The stone administration building, which has been erected near the entrance to the caverns, was built by hand from the solid rock foundation to the hand-riven cypress shake roof. The walls are built of beautifully weathered native limestone and the shelter roof is supported by hand-hewn timbers prepared on the ground. Parties, who tour the caverns, join guides here and return after the tour.

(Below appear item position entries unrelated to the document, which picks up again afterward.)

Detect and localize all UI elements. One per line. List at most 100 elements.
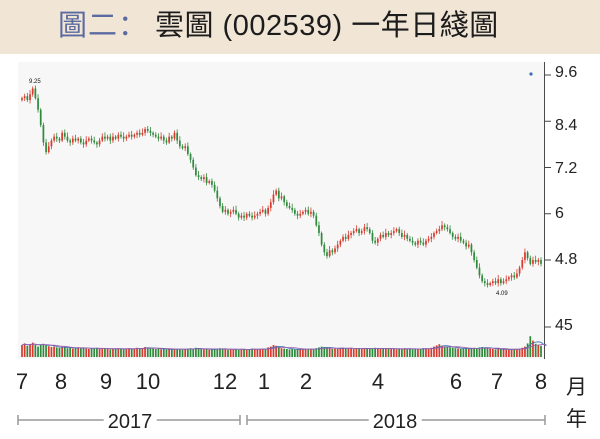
candle-body	[104, 136, 106, 139]
volume-bar	[112, 348, 114, 357]
volume-bar	[454, 348, 457, 357]
volume-bar	[178, 349, 181, 357]
volume-bar	[323, 347, 326, 357]
volume-bar	[411, 349, 414, 357]
candle-body	[37, 98, 39, 110]
volume-bar	[312, 349, 315, 357]
candle-body	[240, 215, 243, 218]
candle-body	[195, 167, 197, 176]
volume-bar	[516, 349, 518, 357]
candle-body	[157, 136, 160, 139]
volume-bar	[240, 349, 243, 357]
candle-body	[532, 260, 534, 264]
volume-bar	[494, 349, 497, 357]
candle-body	[269, 202, 272, 208]
candle-body	[63, 132, 66, 137]
volume-bar	[165, 349, 168, 357]
candle-body	[491, 281, 494, 284]
volume-bar	[50, 347, 53, 357]
candle-body	[446, 227, 449, 230]
candle-body	[235, 209, 237, 214]
candle-body	[540, 260, 542, 264]
volume-bar	[435, 345, 438, 357]
candle-body	[229, 211, 232, 214]
candle-body	[42, 125, 45, 143]
candle-body	[149, 130, 152, 133]
volume-bar	[144, 347, 146, 357]
volume-bar	[74, 348, 77, 357]
candle-body	[304, 209, 307, 212]
volume-bar	[403, 348, 406, 357]
candle-body	[417, 240, 419, 245]
volume-bar	[465, 348, 467, 357]
volume-bar	[192, 349, 195, 357]
volume-bar	[136, 347, 138, 357]
volume-bar	[481, 347, 484, 357]
candle-body	[465, 242, 467, 247]
volume-bar	[61, 347, 63, 357]
year-unit-label: 年	[566, 408, 587, 431]
volume-bar	[339, 348, 342, 357]
volume-bar	[138, 348, 141, 357]
volume-bar	[291, 349, 294, 357]
x-tick-label: 8	[54, 369, 68, 394]
candle-body	[513, 275, 516, 278]
volume-bar	[500, 349, 502, 357]
candle-body	[526, 252, 529, 259]
candle-body	[176, 132, 179, 141]
volume-bar	[125, 349, 128, 357]
candle-body	[184, 146, 187, 149]
candle-body	[213, 184, 216, 191]
volume-bar	[473, 347, 475, 357]
volume-bar	[438, 344, 441, 357]
candle-body	[82, 142, 85, 145]
candle-body	[23, 96, 26, 99]
candle-body	[510, 275, 513, 278]
candle-body	[328, 250, 331, 257]
volume-bar	[513, 349, 516, 357]
candle-body	[395, 229, 398, 232]
volume-bar	[122, 349, 125, 357]
candle-body	[34, 88, 37, 99]
plot-area	[18, 62, 545, 359]
candle-body	[347, 234, 350, 239]
volume-bar	[88, 349, 90, 357]
volume-bar	[518, 348, 521, 357]
volume-bar	[154, 349, 157, 357]
volume-bar	[302, 348, 304, 357]
volume-bar	[310, 349, 312, 357]
volume-bar	[524, 346, 526, 357]
volume-bar	[376, 348, 379, 357]
candle-body	[133, 134, 136, 137]
candle-body	[537, 260, 540, 262]
candle-body	[162, 136, 165, 141]
volume-bar	[69, 347, 72, 357]
candle-body	[197, 175, 200, 178]
candle-body	[481, 275, 484, 282]
x-tick-label: 6	[449, 369, 463, 394]
volume-bar	[371, 348, 374, 357]
candle-body	[232, 209, 235, 212]
candle-body	[128, 134, 130, 137]
volume-bar	[299, 349, 302, 357]
volume-bar	[216, 348, 219, 357]
candle-body	[251, 215, 253, 218]
x-tick-label: 9	[99, 369, 113, 394]
candle-body	[173, 132, 176, 139]
volume-bar	[267, 347, 269, 357]
volume-bar	[475, 348, 478, 357]
volume-bar	[205, 349, 208, 357]
candle-body	[288, 206, 291, 208]
volume-bar	[272, 345, 275, 357]
volume-bar	[417, 348, 419, 357]
candle-body	[106, 136, 109, 139]
candle-body	[518, 267, 521, 274]
volume-bar	[232, 349, 235, 357]
candle-body	[154, 134, 157, 137]
volume-bar	[98, 349, 101, 357]
y-tick-label: 6	[555, 205, 564, 222]
candle-body	[326, 252, 328, 257]
candle-body	[299, 213, 302, 216]
volume-bar	[109, 349, 112, 357]
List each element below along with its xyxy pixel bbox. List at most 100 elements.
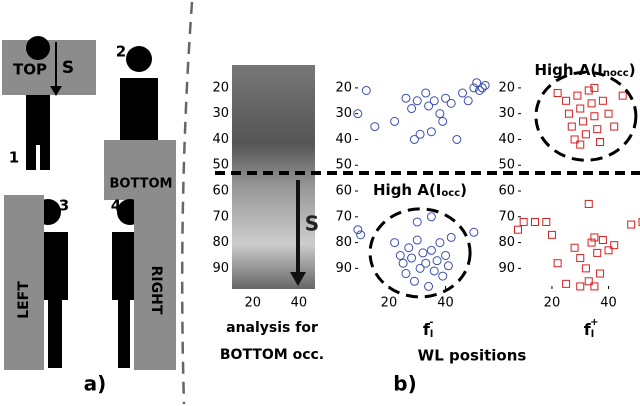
label: LEFT [16, 281, 32, 319]
y-tick-label: 50 [212, 158, 229, 173]
annotation-part: nocc [603, 68, 629, 79]
y-tick-label: 30 [498, 106, 515, 121]
y-tick-label: 70 [498, 209, 515, 224]
x-axis-label: fl- [423, 317, 434, 340]
point [399, 259, 407, 267]
point [543, 218, 550, 225]
label: BOTTOM [110, 177, 173, 192]
point [402, 94, 410, 102]
y-tick-label: 60 [335, 184, 352, 199]
point [594, 126, 601, 133]
point [436, 110, 444, 118]
point [548, 231, 555, 238]
label: 1 [9, 149, 19, 167]
y-tick-label: 20 [498, 80, 515, 95]
point [611, 123, 618, 130]
annotation-part: High A(I [373, 181, 441, 199]
point [591, 234, 598, 241]
head [126, 46, 152, 72]
point [580, 118, 587, 125]
y-tick-label: 70 [335, 209, 352, 224]
point [459, 89, 467, 97]
y-tick-label: 80 [498, 235, 515, 250]
point [599, 97, 606, 104]
point [563, 97, 570, 104]
point [419, 249, 427, 257]
point [362, 86, 370, 94]
point [425, 282, 433, 290]
y-tick-label: 60 [498, 184, 515, 199]
point [408, 105, 416, 113]
label: 4 [111, 197, 121, 215]
point [577, 105, 584, 112]
point [439, 117, 447, 125]
point [430, 267, 438, 275]
point [391, 117, 399, 125]
point [447, 99, 455, 107]
point [430, 97, 438, 105]
point [582, 131, 589, 138]
image-caption: analysis for [226, 320, 318, 336]
annotation: High A(Iocc) [373, 181, 467, 200]
annotation: High A(Inocc) [534, 61, 635, 80]
x-axis-label-part: l [591, 329, 594, 340]
point [554, 260, 561, 267]
point [628, 221, 635, 228]
point [520, 218, 527, 225]
point [605, 110, 612, 117]
x-tick-label: 40 [600, 296, 617, 311]
y-tick-label: 40 [335, 132, 352, 147]
annotation-part: ) [460, 181, 467, 199]
point [563, 280, 570, 287]
point [396, 251, 404, 259]
point [427, 213, 435, 221]
x-axis-label-part: l [430, 329, 433, 340]
point [588, 239, 595, 246]
label: S [305, 212, 319, 236]
point [439, 272, 447, 280]
annotation-part: High A(I [534, 61, 602, 79]
y-tick-label: 90 [212, 261, 229, 276]
point [464, 97, 472, 105]
y-tick-label: 20 [335, 80, 352, 95]
caption: a) [84, 372, 107, 396]
point [554, 90, 561, 97]
highlight [536, 72, 636, 160]
point [515, 226, 522, 233]
point [565, 110, 572, 117]
y-tick-label: 30 [335, 106, 352, 121]
x-tick-label: 20 [381, 296, 398, 311]
y-tick-label: 80 [335, 235, 352, 250]
point [470, 228, 478, 236]
label: TOP [13, 61, 47, 79]
photo [232, 65, 315, 289]
point [588, 100, 595, 107]
x-tick-label: 20 [544, 296, 561, 311]
point [574, 92, 581, 99]
y-tick-label: 70 [212, 209, 229, 224]
point [371, 123, 379, 131]
point [599, 237, 606, 244]
point [427, 246, 435, 254]
point [410, 277, 418, 285]
point [410, 135, 418, 143]
x-axis-label-part: + [590, 317, 598, 328]
point [427, 128, 435, 136]
head [26, 36, 50, 60]
point [436, 239, 444, 247]
point [591, 113, 598, 120]
y-tick-label: 50 [498, 158, 515, 173]
point [571, 244, 578, 251]
point [422, 259, 430, 267]
caption: b) [393, 372, 416, 396]
point [413, 97, 421, 105]
point [444, 262, 452, 270]
point [577, 255, 584, 262]
leg [40, 125, 50, 170]
point [433, 257, 441, 265]
y-tick-label: 50 [335, 158, 352, 173]
label: 2 [116, 43, 126, 61]
y-tick-label: 60 [212, 184, 229, 199]
point [453, 135, 461, 143]
y-tick-label: 40 [498, 132, 515, 147]
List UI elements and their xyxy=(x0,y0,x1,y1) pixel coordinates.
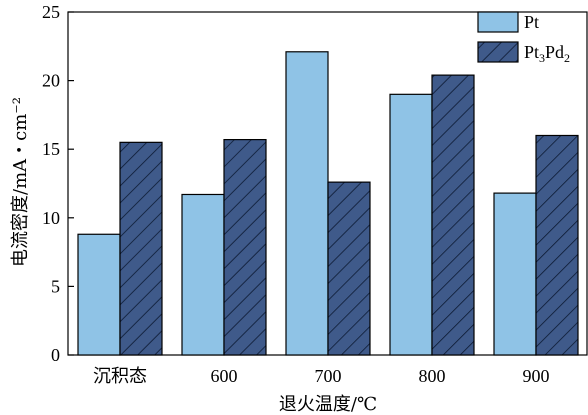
tick-labels: 0 5 10 15 20 25 沉积态 600 700 800 900 xyxy=(42,2,550,386)
bar-pt xyxy=(181,193,225,356)
y-tick-label: 20 xyxy=(42,71,60,91)
legend: Pt Pt3Pd2 xyxy=(477,11,570,65)
x-tick-label: 700 xyxy=(315,366,342,386)
bar-pt3pd2 xyxy=(535,134,579,356)
plot-area xyxy=(67,11,588,356)
x-tick-label: 沉积态 xyxy=(93,366,147,386)
legend-swatch-pt xyxy=(477,11,519,33)
y-tick-label: 15 xyxy=(42,139,60,159)
y-tick-label: 25 xyxy=(42,2,60,22)
bar-pt3pd2 xyxy=(431,74,475,356)
bar-pt xyxy=(493,192,537,356)
x-axis-label: 退火温度/℃ xyxy=(279,394,377,415)
y-tick-label: 10 xyxy=(42,208,60,228)
legend-swatch-pt3pd2 xyxy=(477,41,519,63)
bar-pt xyxy=(77,233,121,356)
bar-pt xyxy=(389,93,433,356)
legend-label-pt: Pt xyxy=(524,12,539,32)
legend-label-pt3pd2: Pt3Pd2 xyxy=(524,42,570,65)
x-tick-label: 800 xyxy=(419,366,446,386)
bar-pt3pd2 xyxy=(327,181,371,356)
bar-pt xyxy=(285,51,329,356)
y-axis-label: 电流密度/mA・cm⁻² xyxy=(10,97,31,267)
bar-pt3pd2 xyxy=(223,138,267,356)
x-tick-label: 600 xyxy=(211,366,238,386)
y-tick-label: 0 xyxy=(51,345,60,365)
y-tick-label: 5 xyxy=(51,276,60,296)
bar-pt3pd2 xyxy=(119,141,163,356)
x-tick-label: 900 xyxy=(523,366,550,386)
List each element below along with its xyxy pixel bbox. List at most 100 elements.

Here we behold most wondrous sights
No mortal understands,
Of stalactites and stalagmites,
A house not made with hands.
Here Nature set to work her hands
In ages long since gone,
That man might quit his work on lands
To see and ponder on.
What means these fluted columns tall,—
These pendants from the dome?
These sculptured figures large and small,
Excelling Greece and Rome?
This drapery striped with Nature’s hues,
In regular spaces wrought?
These scenes man’s pride at once subdues—
They are beyond his thought.
The brute would look and turn away
To seek his fill of food;
’Tis ours to seek while here we stay,
The Great Creative Good.
The Architect within whose mind
The wonders of the sea,
The land, the sky, and all their kind,
Has wrought for you and me.
That we may look upon His deeds
And make our own expand,
For we alone best serve all needs
As tools within His hand.
—Charles Cottingham
Marianna, Florida
The stalagmite on the right is almost joined with a stalactite. If it does, it will make a column. The grape-like clusters in the upper foreground result when the flow of water is so slow that all of it evaporates from the ceilings and deposits its mineral load there.